Observation — Among the most intelligent and considered science fiction games ever made

When a mysterious disaster strikes, Emma Fisher is one of a handful of astronauts aboard the space station Observation. Unable to establish communications with the rest of the crew, Emma must rely on the station’s AI, SAM, to survive and to unravel the mystery of what happened.

Cinema has seen a rising trend in intelligent science fiction over the last few years; spearheaded by the likes of Christopher Nolan (Inception, Interstellar) and Denis Villeneuve (Arrival, Blade Runner 2049). Video games have dabbled in these sorts of stories in one form or another, with games like Prey and Oxenfree pushing the boundaries of science fiction narratives. Observation is definitely doing more than dabble. From developer No Code (Stories Untold) and a team with many links to 2014’s Alien: Isolation, Observation is both a chillingly effective science-fiction mystery game and a thoughtful examination of the perspective of the “other” in our future.

SAM communicates with Emma Fisher
Despite the presence of a Response Mode, SAM is not the chattiest AI you ever met.

To deal with the functional first, Observation plays like a first-person puzzle game. The player takes on the role of SAM, the space station’s AI, and, initially at least, they must help Emma fix the station and find out what happened to the rest of the crew.

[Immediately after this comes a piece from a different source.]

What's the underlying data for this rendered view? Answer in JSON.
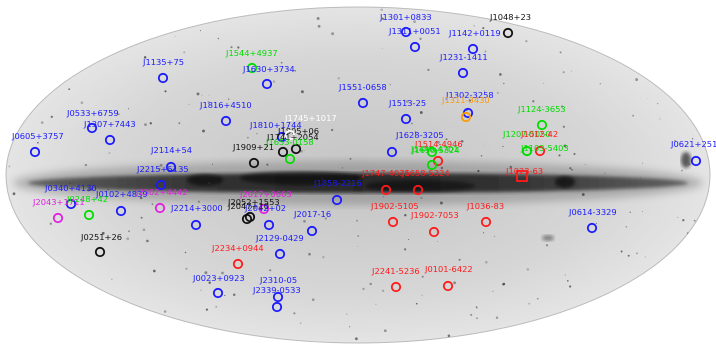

Every module of the station has cameras that SAM can leap into, both to see what’s happening and to wirelessly hack into laptops and systems within those modules. Much of the gameplay in Observation involves leaping from module to module, examining different camera angles and rooting around for these connections that will solve whatever crisis is currently transpiring.

These system interactions take the form of mini-games; ranging from calibrating magnets to stabilise a containment field in a fusion reactor to scanning hazy scanner images for the co-ordinates of other astral bodies. The design of these mini-games is delightful, with each feeling like an only slightly gamified, simplified version of what they might be in real life. A consequence of this can be that they lack challenge. Honestly, more often than not, the challenge is in understanding the interfaces rather than puzzling out the solution. That is no bad thing, it lends the whole game a level of immersion that is both commendable from a design perspective and adds to the story, never once taking the player out of the moment.

One of the mini-games
Somehow, I managed to do this wrong the first time I tried.

These sections of voyeuristic camera-squatting are split by more exploratory moments of gameplay. As well as jumping into the CCTV on the station, SAM can possess floating spheres that allow the player to move around the station freely, as well as outside the station, and access areas that the cameras cannot see. These segments also provide a jolt of a more survival-horror feel as they are a fully first-person perspective in an exceedingly dark and creepy atmosphere. The game as a whole has a very menacing feel and the atmosphere is impeccably observed. Massive credit must go, here, to Omar Khan and Robin Finck for audio work. The pair deliver not only a tense, chilling score but incredible sound design that contribute immensely to the unparalleled immersion of Observation. In case any of this is worrying the more faint-hearted among us, I should clarify at this point that I, personally, am not a fan of horror games particularly and Observation is not a horror game. It is creepy, chilling, tense and atmospheric but there are no cheap jump scares or anything of that ilk here.

As the game goes on, and the story gets weirder and more engrossing, it becomes hard to stop playing Observation. The entire game took me about six hours to play, including some dilly-dallying checking nooks and crannies for the optional voice recordings that add flesh to the bones of the interpersonal relationships of the crew of the Observation. I finished the game across two sittings on the same day and it would benefit from being played in two or three longer sessions to allow the game’s atmosphere to really get its hooks into you. If six hours feels short to you then worry not, it feels pretty much spot-on in the context of the gameplay and the story.

Observation: A wireframe map of the station
The inside of the Observation can be disorientating. Just navigating can be a puzzle in itself.

Personally, I find it hard to pick much in Observation to criticise. Certainly it won’t be for everyone and if the sound of a mini-game and exploration-based approach to gameplay doesn’t excite you then maybe this isn’t the game for you. Having said that I’m going to doff my most pretentious hat here and suggest that Observation is not something that you take on for the gameplay but for the story and the experience. I appreciate that kind of narrative game experience isn’t for everyone but anyone who enjoyed the likes of Stanley Parable, Gone Home, What Remains of Edith Finch or Virginia will be in good hands here; albeit the genre and feel is very different from those examples.

I have no hesitation in giving Observation the seal of approval for anyone but those people for whom the entire genre holds little appeal. It is an excellent example of its type and can stand head and shoulders with the best science fiction stories ever told through the medium of video games. This review is fairly short, mostly because I don’t want to give away any of the narrative twists and turns but please do not mistake that brevity for a lack of depth on the game’s part. Observation is an essential experience for fans of narrative video games and for science fiction fans in general.

Observation is available now for PC on Steam after a year of exclusivity on the Epic games store.  It is also available on PS4.